Face au renforcement des stratégies de lutte contre la fraude et l’évasion fiscales, la liberté de gestion en droit fiscal recèle une importance particulière. En effet, dans un contexte fragilisé par la crise économique, les pertes de recettes fiscales qu’engendrent la gestion fiscale semblent particulièrement dérangeantes. Toutefois, le besoin de gestion fiscale constitue le pendant d’une fiscalité devenue trop complexe et trop lourde. La complexification inhérente à la fiscalité et l’inflation de la législation fiscale ont engendré une tendance très marquée à recourir à la gestion fiscale pour réduire la charge fiscale et réaliser une économie d’impôt.
Important outil de gestion, le paramètre fiscal est intégré dans les décisions de gestion dans le but de rechercher la voie la moins imposée. Mais, le compromis entre le droit du fisc d’établir l’impôt et le droit du contribuable de lui opposer sa liberté de choisir la voie la moins imposée a toujours été difficile. La liberté de gestion exprime la coexistence entre les intérêts privés de l’entrepreneur et les intérêts généraux qu’entend faire prévaloir le fisc.

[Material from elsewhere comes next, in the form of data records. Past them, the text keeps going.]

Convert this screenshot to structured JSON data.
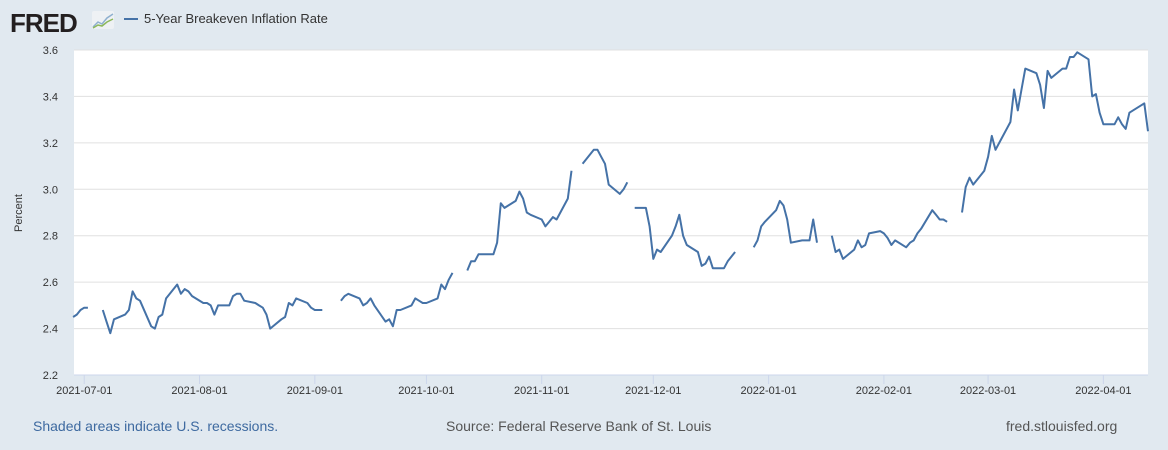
{
  "brand": {
    "logo_text": "FRED"
  },
  "footer": {
    "recessions_note": "Shaded areas indicate U.S. recessions.",
    "source": "Source: Federal Reserve Bank of St. Louis",
    "site": "fred.stlouisfed.org"
  },
  "colors": {
    "series": "#4572a7",
    "background": "#e1e9f0",
    "plot": "#ffffff",
    "grid": "#e0e0e0"
  },
  "chart_data": {
    "type": "line",
    "title": "",
    "xlabel": "",
    "ylabel": "Percent",
    "ylim": [
      2.2,
      3.6
    ],
    "xlim": [
      "2021-06-28T06:00:00",
      "2022-04-13T00:00:00"
    ],
    "yticks": [
      "2.2",
      "2.4",
      "2.6",
      "2.8",
      "3.0",
      "3.2",
      "3.4",
      "3.6"
    ],
    "xticks": [
      "2021-07-01",
      "2021-08-01",
      "2021-09-01",
      "2021-10-01",
      "2021-11-01",
      "2021-12-01",
      "2022-01-01",
      "2022-02-01",
      "2022-03-01",
      "2022-04-01"
    ],
    "grid": true,
    "legend_position": "top-left",
    "series": [
      {
        "name": "5-Year Breakeven Inflation Rate",
        "points": [
          [
            "2021-06-28",
            2.45
          ],
          [
            "2021-06-29",
            2.46
          ],
          [
            "2021-06-30",
            2.48
          ],
          [
            "2021-07-01",
            2.49
          ],
          [
            "2021-07-02",
            2.49
          ],
          [
            "2021-07-05",
            null
          ],
          [
            "2021-07-06",
            2.48
          ],
          [
            "2021-07-07",
            2.43
          ],
          [
            "2021-07-08",
            2.38
          ],
          [
            "2021-07-09",
            2.44
          ],
          [
            "2021-07-12",
            2.46
          ],
          [
            "2021-07-13",
            2.48
          ],
          [
            "2021-07-14",
            2.56
          ],
          [
            "2021-07-15",
            2.53
          ],
          [
            "2021-07-16",
            2.52
          ],
          [
            "2021-07-19",
            2.41
          ],
          [
            "2021-07-20",
            2.4
          ],
          [
            "2021-07-21",
            2.45
          ],
          [
            "2021-07-22",
            2.46
          ],
          [
            "2021-07-23",
            2.53
          ],
          [
            "2021-07-26",
            2.59
          ],
          [
            "2021-07-27",
            2.55
          ],
          [
            "2021-07-28",
            2.57
          ],
          [
            "2021-07-29",
            2.56
          ],
          [
            "2021-07-30",
            2.54
          ],
          [
            "2021-08-02",
            2.51
          ],
          [
            "2021-08-03",
            2.51
          ],
          [
            "2021-08-04",
            2.5
          ],
          [
            "2021-08-05",
            2.46
          ],
          [
            "2021-08-06",
            2.5
          ],
          [
            "2021-08-09",
            2.5
          ],
          [
            "2021-08-10",
            2.54
          ],
          [
            "2021-08-11",
            2.55
          ],
          [
            "2021-08-12",
            2.55
          ],
          [
            "2021-08-13",
            2.52
          ],
          [
            "2021-08-16",
            2.51
          ],
          [
            "2021-08-17",
            2.5
          ],
          [
            "2021-08-18",
            2.49
          ],
          [
            "2021-08-19",
            2.46
          ],
          [
            "2021-08-20",
            2.4
          ],
          [
            "2021-08-23",
            2.44
          ],
          [
            "2021-08-24",
            2.45
          ],
          [
            "2021-08-25",
            2.51
          ],
          [
            "2021-08-26",
            2.5
          ],
          [
            "2021-08-27",
            2.53
          ],
          [
            "2021-08-30",
            2.51
          ],
          [
            "2021-08-31",
            2.49
          ],
          [
            "2021-09-01",
            2.48
          ],
          [
            "2021-09-02",
            2.48
          ],
          [
            "2021-09-03",
            2.48
          ],
          [
            "2021-09-06",
            null
          ],
          [
            "2021-09-07",
            null
          ],
          [
            "2021-09-08",
            2.52
          ],
          [
            "2021-09-09",
            2.54
          ],
          [
            "2021-09-10",
            2.55
          ],
          [
            "2021-09-13",
            2.53
          ],
          [
            "2021-09-14",
            2.5
          ],
          [
            "2021-09-15",
            2.51
          ],
          [
            "2021-09-16",
            2.53
          ],
          [
            "2021-09-17",
            2.5
          ],
          [
            "2021-09-20",
            2.43
          ],
          [
            "2021-09-21",
            2.44
          ],
          [
            "2021-09-22",
            2.41
          ],
          [
            "2021-09-23",
            2.48
          ],
          [
            "2021-09-24",
            2.48
          ],
          [
            "2021-09-27",
            2.5
          ],
          [
            "2021-09-28",
            2.53
          ],
          [
            "2021-09-29",
            2.52
          ],
          [
            "2021-09-30",
            2.51
          ],
          [
            "2021-10-01",
            2.51
          ],
          [
            "2021-10-04",
            2.53
          ],
          [
            "2021-10-05",
            2.59
          ],
          [
            "2021-10-06",
            2.57
          ],
          [
            "2021-10-07",
            2.61
          ],
          [
            "2021-10-08",
            2.64
          ],
          [
            "2021-10-11",
            null
          ],
          [
            "2021-10-12",
            2.65
          ],
          [
            "2021-10-13",
            2.69
          ],
          [
            "2021-10-14",
            2.69
          ],
          [
            "2021-10-15",
            2.72
          ],
          [
            "2021-10-18",
            2.72
          ],
          [
            "2021-10-19",
            2.72
          ],
          [
            "2021-10-20",
            2.77
          ],
          [
            "2021-10-21",
            2.94
          ],
          [
            "2021-10-22",
            2.92
          ],
          [
            "2021-10-25",
            2.95
          ],
          [
            "2021-10-26",
            2.99
          ],
          [
            "2021-10-27",
            2.96
          ],
          [
            "2021-10-28",
            2.9
          ],
          [
            "2021-10-29",
            2.89
          ],
          [
            "2021-11-01",
            2.87
          ],
          [
            "2021-11-02",
            2.84
          ],
          [
            "2021-11-03",
            2.86
          ],
          [
            "2021-11-04",
            2.88
          ],
          [
            "2021-11-05",
            2.87
          ],
          [
            "2021-11-08",
            2.96
          ],
          [
            "2021-11-09",
            3.08
          ],
          [
            "2021-11-11",
            null
          ],
          [
            "2021-11-12",
            3.11
          ],
          [
            "2021-11-15",
            3.17
          ],
          [
            "2021-11-16",
            3.17
          ],
          [
            "2021-11-17",
            3.14
          ],
          [
            "2021-11-18",
            3.11
          ],
          [
            "2021-11-19",
            3.02
          ],
          [
            "2021-11-22",
            2.98
          ],
          [
            "2021-11-23",
            3.0
          ],
          [
            "2021-11-24",
            3.03
          ],
          [
            "2021-11-25",
            null
          ],
          [
            "2021-11-26",
            2.92
          ],
          [
            "2021-11-29",
            2.92
          ],
          [
            "2021-11-30",
            2.84
          ],
          [
            "2021-12-01",
            2.7
          ],
          [
            "2021-12-02",
            2.74
          ],
          [
            "2021-12-03",
            2.73
          ],
          [
            "2021-12-06",
            2.8
          ],
          [
            "2021-12-07",
            2.84
          ],
          [
            "2021-12-08",
            2.89
          ],
          [
            "2021-12-09",
            2.8
          ],
          [
            "2021-12-10",
            2.76
          ],
          [
            "2021-12-13",
            2.73
          ],
          [
            "2021-12-14",
            2.67
          ],
          [
            "2021-12-15",
            2.68
          ],
          [
            "2021-12-16",
            2.71
          ],
          [
            "2021-12-17",
            2.66
          ],
          [
            "2021-12-20",
            2.66
          ],
          [
            "2021-12-21",
            2.69
          ],
          [
            "2021-12-22",
            2.71
          ],
          [
            "2021-12-23",
            2.73
          ],
          [
            "2021-12-24",
            null
          ],
          [
            "2021-12-27",
            null
          ],
          [
            "2021-12-28",
            2.75
          ],
          [
            "2021-12-29",
            2.78
          ],
          [
            "2021-12-30",
            2.84
          ],
          [
            "2021-12-31",
            2.86
          ],
          [
            "2022-01-03",
            2.91
          ],
          [
            "2022-01-04",
            2.95
          ],
          [
            "2022-01-05",
            2.93
          ],
          [
            "2022-01-06",
            2.87
          ],
          [
            "2022-01-07",
            2.77
          ],
          [
            "2022-01-10",
            2.78
          ],
          [
            "2022-01-11",
            2.78
          ],
          [
            "2022-01-12",
            2.78
          ],
          [
            "2022-01-13",
            2.87
          ],
          [
            "2022-01-14",
            2.77
          ],
          [
            "2022-01-17",
            null
          ],
          [
            "2022-01-18",
            2.8
          ],
          [
            "2022-01-19",
            2.73
          ],
          [
            "2022-01-20",
            2.74
          ],
          [
            "2022-01-21",
            2.7
          ],
          [
            "2022-01-24",
            2.74
          ],
          [
            "2022-01-25",
            2.78
          ],
          [
            "2022-01-26",
            2.75
          ],
          [
            "2022-01-27",
            2.76
          ],
          [
            "2022-01-28",
            2.81
          ],
          [
            "2022-01-31",
            2.82
          ],
          [
            "2022-02-01",
            2.81
          ],
          [
            "2022-02-02",
            2.79
          ],
          [
            "2022-02-03",
            2.76
          ],
          [
            "2022-02-04",
            2.78
          ],
          [
            "2022-02-07",
            2.75
          ],
          [
            "2022-02-08",
            2.77
          ],
          [
            "2022-02-09",
            2.78
          ],
          [
            "2022-02-10",
            2.81
          ],
          [
            "2022-02-11",
            2.83
          ],
          [
            "2022-02-14",
            2.91
          ],
          [
            "2022-02-15",
            2.89
          ],
          [
            "2022-02-16",
            2.87
          ],
          [
            "2022-02-17",
            2.87
          ],
          [
            "2022-02-18",
            2.86
          ],
          [
            "2022-02-21",
            null
          ],
          [
            "2022-02-22",
            2.9
          ],
          [
            "2022-02-23",
            3.01
          ],
          [
            "2022-02-24",
            3.05
          ],
          [
            "2022-02-25",
            3.02
          ],
          [
            "2022-02-28",
            3.08
          ],
          [
            "2022-03-01",
            3.14
          ],
          [
            "2022-03-02",
            3.23
          ],
          [
            "2022-03-03",
            3.17
          ],
          [
            "2022-03-04",
            3.2
          ],
          [
            "2022-03-07",
            3.29
          ],
          [
            "2022-03-08",
            3.43
          ],
          [
            "2022-03-09",
            3.34
          ],
          [
            "2022-03-10",
            3.43
          ],
          [
            "2022-03-11",
            3.52
          ],
          [
            "2022-03-14",
            3.5
          ],
          [
            "2022-03-15",
            3.45
          ],
          [
            "2022-03-16",
            3.35
          ],
          [
            "2022-03-17",
            3.51
          ],
          [
            "2022-03-18",
            3.48
          ],
          [
            "2022-03-21",
            3.52
          ],
          [
            "2022-03-22",
            3.52
          ],
          [
            "2022-03-23",
            3.57
          ],
          [
            "2022-03-24",
            3.57
          ],
          [
            "2022-03-25",
            3.59
          ],
          [
            "2022-03-28",
            3.56
          ],
          [
            "2022-03-29",
            3.4
          ],
          [
            "2022-03-30",
            3.41
          ],
          [
            "2022-03-31",
            3.33
          ],
          [
            "2022-04-01",
            3.28
          ],
          [
            "2022-04-04",
            3.28
          ],
          [
            "2022-04-05",
            3.31
          ],
          [
            "2022-04-06",
            3.28
          ],
          [
            "2022-04-07",
            3.26
          ],
          [
            "2022-04-08",
            3.33
          ],
          [
            "2022-04-11",
            3.36
          ],
          [
            "2022-04-12",
            3.37
          ],
          [
            "2022-04-13",
            3.25
          ]
        ]
      }
    ]
  }
}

Autour de la liberté de gestion gravite toute une série de mots et d’expressions qui provoquent une confusion terminologique. Celle-ci est d’autant plus importante que les mêmes mots revêtent des sens différents selon les auteurs. Liberté de gestion fiscale, choix de la voie la moins imposée, liberté des choix fiscaux, non immixtion dans la gestion de l’entreprise, optimisation fiscale, habileté fiscale, évitement fiscal ; tous ces termes convergent vers le même but : accorder, dans la mesure du possible, une marge de manœuvre fiscale au contribuable pour réaliser une économie d’impôt. En confrontant les différentes désignations attribuées à la liberté de gestion en droit fiscal, tant par la jurisprudence que par la doctrine, ressort une impression de flou et d’incertitude quant au contenu de cette liberté. Chacun s’ingéniant à apporter une pierre nouvelle à l’édifice.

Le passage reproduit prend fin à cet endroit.